Tertullian on Baptism

The Lord be with you

tertullian1Tertullian (160-230), sometimes called the First Latin Father, is not recognized on any liturgical calendar of which I know. This is probably because he was opposed to widows being allowed to remarry or because he condemned believers who fled persecution (both of which the church allowed). Nonetheless, he was the first to use the term “Trinity” in Latin (the Greek Church already had the term), and gave us the Latin phrase “tres personae, una substantia” (three persons, one substance), also taken from the Greek. He was a prolific author from Carthage. The following quote is from his book, On Baptism.

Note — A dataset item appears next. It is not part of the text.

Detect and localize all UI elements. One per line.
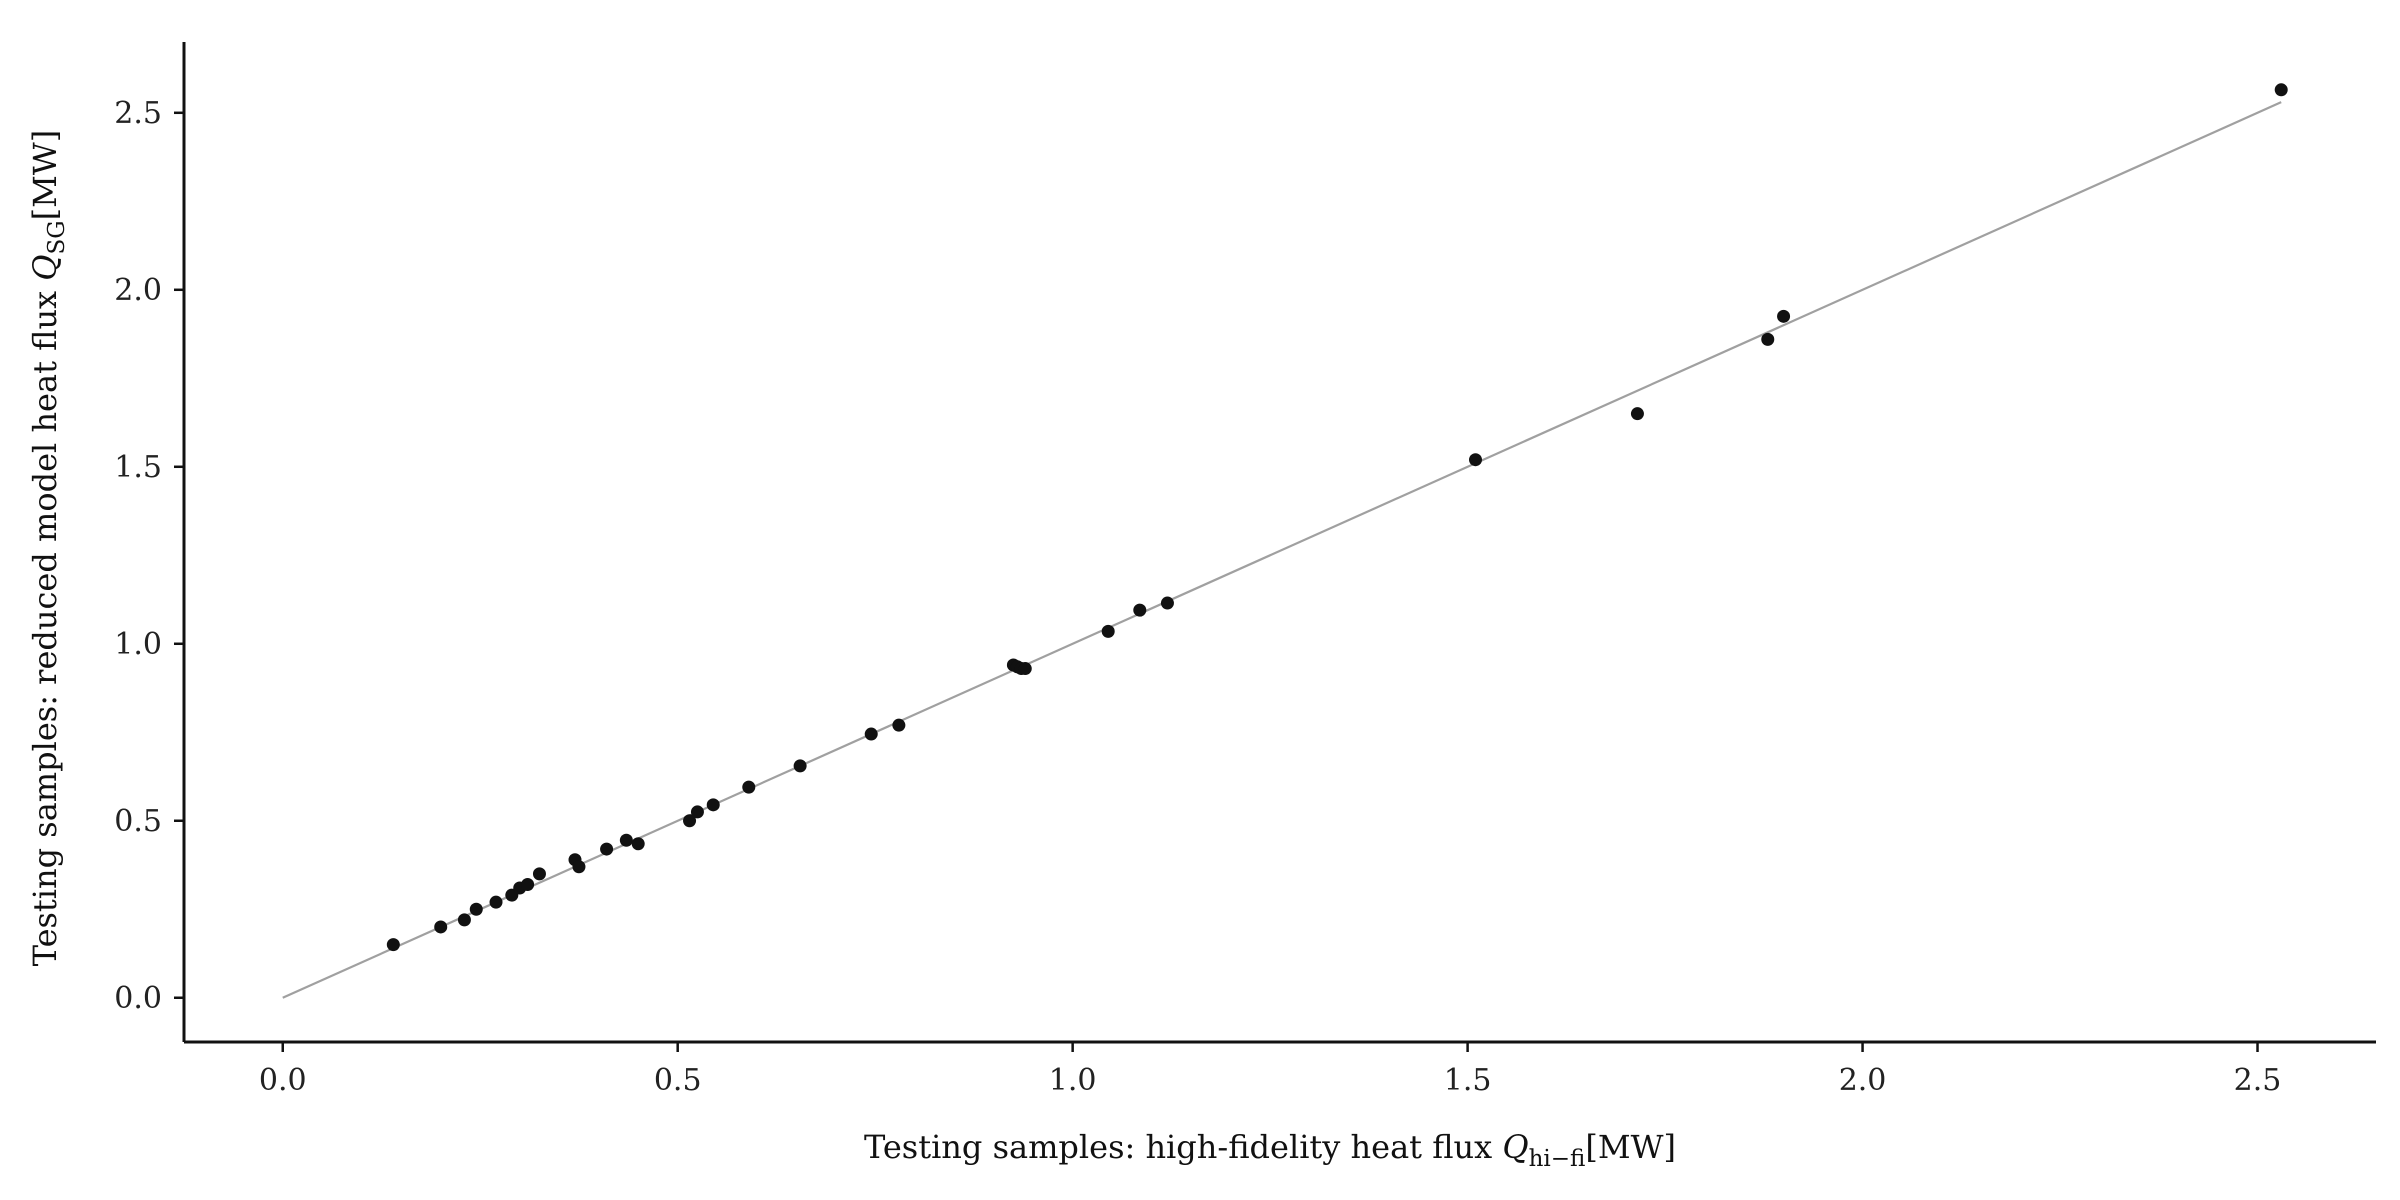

[In the sacrament of baptism] the hand is laid on us, invoking and inviting the Holy Spirit through benediction. This is derived from the old sacramental rite in which Jacob blessed his grandsons, born of Joseph, Ephraim and Manasseh; with his hands laid on them and interchanged [Gen. 48:13], and indeed so transversely slanted one over the other, that, by delineation Christ, they even portended the future benediction into Christ. Then, over our cleansed and blessed bodies willingly descends from the Father that Holiest Spirit. Over the waters of baptism, the Spirit reposes, who glided down on the Lord in the shape of the dove, in order that the nature of the Holy Spirit might be declared by means of the emblem of simplicity and innocence, because even in its bodily structure the dove is without gall. And accordingly Jesus says, “Be innocent as doves.”

Even this is not without the supporting evidence of a preceding figure. For just as, after the waters of the deluge, by which the old iniquity was purged—after the baptism, so to say, of the world—a dove was the herald which announced to the earth the assuagement of celestial wrath, when it had been sent its way out of the ark, and had returned with the olive-branch, a sign which even among the nations is the foretoken of peace; so by the selfsame law of heavenly effect, to earth—that is, to our flesh—it emerges from the font, after its old sins, flies the dove of the Holy Spirit, bringing us the peace of God, sent out from the heavens, where is the church, the typified ark.